The Californian city of Berkeley has now seen a 50 per cent decrease in sugary drink consumption and Kiwi dentists are not surprised.
The New Zealand Dental Association (NZDA) continues to advocate for a sugary drink tax, which is in line with World Health Organization (WHO) guidelines.
“We have been saying this for a number of years now – a sugary drink tax can reduce consumption – even more specifically we’ve been talking about Berkeley for a couple of years too,” said NZDA sugary drinks spokesperson Dr Rob Beaglehole.
Dr Beaglehole is highlighting that NZDA commented in 2017 on a study in PLOS Medicine journal study showing sales were cut by nearly 10% after the introduction of the sugary drinks tax on 1 March 2015.
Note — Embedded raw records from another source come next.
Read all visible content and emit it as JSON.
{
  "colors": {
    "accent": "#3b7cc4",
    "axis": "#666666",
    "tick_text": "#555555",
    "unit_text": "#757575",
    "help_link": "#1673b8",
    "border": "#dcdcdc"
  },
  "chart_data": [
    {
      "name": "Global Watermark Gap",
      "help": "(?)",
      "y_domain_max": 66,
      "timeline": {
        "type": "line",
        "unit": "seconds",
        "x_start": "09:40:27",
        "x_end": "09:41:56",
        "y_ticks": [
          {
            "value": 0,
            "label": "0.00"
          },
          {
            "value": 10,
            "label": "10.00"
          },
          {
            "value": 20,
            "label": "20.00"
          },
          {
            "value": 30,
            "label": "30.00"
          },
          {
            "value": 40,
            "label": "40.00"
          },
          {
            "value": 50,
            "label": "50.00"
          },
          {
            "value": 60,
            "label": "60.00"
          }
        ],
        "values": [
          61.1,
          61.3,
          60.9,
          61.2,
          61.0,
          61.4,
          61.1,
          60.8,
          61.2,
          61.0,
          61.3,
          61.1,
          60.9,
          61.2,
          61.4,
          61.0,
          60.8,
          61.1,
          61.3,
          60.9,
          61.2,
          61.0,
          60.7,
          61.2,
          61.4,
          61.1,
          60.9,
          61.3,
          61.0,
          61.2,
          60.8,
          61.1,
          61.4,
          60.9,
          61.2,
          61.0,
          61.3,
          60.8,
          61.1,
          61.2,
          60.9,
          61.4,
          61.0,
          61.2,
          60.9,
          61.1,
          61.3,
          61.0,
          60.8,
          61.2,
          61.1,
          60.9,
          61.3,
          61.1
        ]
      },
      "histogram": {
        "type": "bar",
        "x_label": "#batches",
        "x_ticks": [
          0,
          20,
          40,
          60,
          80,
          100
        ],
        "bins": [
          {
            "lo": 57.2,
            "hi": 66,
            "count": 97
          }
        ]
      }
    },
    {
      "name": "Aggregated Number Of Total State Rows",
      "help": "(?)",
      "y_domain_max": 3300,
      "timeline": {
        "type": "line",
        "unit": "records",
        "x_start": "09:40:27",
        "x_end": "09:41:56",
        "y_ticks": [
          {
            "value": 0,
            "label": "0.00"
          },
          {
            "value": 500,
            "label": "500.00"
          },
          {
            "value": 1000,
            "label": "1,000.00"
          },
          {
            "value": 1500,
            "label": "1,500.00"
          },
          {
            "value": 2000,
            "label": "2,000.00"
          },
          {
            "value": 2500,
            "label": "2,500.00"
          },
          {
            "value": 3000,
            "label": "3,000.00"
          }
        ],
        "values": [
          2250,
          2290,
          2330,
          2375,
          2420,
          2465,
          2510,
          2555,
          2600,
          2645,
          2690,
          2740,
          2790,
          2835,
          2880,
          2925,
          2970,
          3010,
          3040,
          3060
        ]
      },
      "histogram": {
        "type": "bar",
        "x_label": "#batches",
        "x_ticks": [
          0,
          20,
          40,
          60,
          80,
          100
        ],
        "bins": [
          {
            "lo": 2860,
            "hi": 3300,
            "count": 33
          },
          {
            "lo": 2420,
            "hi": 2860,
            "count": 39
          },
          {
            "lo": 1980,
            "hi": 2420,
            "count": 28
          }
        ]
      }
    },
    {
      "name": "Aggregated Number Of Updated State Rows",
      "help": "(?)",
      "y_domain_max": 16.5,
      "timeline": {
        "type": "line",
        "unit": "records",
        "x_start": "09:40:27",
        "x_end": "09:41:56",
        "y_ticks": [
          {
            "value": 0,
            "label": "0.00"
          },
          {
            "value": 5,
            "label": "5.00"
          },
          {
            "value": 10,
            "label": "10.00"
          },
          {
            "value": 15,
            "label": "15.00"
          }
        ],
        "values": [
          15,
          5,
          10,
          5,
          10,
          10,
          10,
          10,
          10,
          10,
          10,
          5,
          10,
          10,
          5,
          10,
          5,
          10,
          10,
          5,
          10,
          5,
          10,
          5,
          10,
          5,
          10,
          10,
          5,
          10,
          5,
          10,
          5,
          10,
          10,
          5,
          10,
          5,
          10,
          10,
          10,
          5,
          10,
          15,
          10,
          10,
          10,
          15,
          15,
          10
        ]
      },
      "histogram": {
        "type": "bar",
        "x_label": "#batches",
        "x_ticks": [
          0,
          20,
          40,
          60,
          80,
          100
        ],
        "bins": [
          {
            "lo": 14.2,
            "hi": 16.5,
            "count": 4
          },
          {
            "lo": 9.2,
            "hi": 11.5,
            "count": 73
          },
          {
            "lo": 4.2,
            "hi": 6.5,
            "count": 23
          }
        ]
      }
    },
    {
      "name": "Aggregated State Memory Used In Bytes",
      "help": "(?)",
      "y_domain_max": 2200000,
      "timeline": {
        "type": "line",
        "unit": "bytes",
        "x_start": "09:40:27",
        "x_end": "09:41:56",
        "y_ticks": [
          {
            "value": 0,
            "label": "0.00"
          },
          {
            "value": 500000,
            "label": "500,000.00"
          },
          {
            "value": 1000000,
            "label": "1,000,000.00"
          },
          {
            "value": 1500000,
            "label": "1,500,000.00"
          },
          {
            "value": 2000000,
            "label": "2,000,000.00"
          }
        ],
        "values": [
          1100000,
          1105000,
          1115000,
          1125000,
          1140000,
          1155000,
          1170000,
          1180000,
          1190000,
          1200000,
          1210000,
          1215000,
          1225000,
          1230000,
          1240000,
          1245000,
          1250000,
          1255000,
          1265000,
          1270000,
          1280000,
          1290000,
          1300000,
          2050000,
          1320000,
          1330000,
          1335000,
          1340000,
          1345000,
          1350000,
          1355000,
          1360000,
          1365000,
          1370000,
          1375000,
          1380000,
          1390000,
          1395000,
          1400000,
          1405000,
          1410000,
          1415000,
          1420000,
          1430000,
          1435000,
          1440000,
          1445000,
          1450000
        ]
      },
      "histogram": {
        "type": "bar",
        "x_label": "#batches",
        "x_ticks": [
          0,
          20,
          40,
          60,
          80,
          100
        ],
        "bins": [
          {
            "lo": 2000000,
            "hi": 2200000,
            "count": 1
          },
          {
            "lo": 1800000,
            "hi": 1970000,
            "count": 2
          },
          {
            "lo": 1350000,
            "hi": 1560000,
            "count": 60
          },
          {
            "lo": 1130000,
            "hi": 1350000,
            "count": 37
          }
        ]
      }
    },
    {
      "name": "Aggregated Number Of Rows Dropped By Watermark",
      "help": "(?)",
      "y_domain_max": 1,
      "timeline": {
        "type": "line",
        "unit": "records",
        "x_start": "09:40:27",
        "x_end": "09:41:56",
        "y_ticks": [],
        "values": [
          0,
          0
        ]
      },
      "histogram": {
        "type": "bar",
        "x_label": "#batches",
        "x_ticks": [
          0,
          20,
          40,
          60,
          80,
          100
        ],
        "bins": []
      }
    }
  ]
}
“This further drop to 50 per cent shows the impact that a sugary drink tax can have. Prevention is an area that we cannot forget about with oral health, and it is especially important with sugary drinks. As dentists we see firsthand the damage caused to teeth from the over-consumption of sugary drinks,” says Dr Beaglehole.
“By all means a sugary drinks tax is not the only measure, but it would be straight forward to introduce, and all the emerging evidence points toward it having an impact of reducing sugary drink consumption, which long-term can reduce the harm that we are seeing from high-sugar drinks,” says Dr Beaglehole.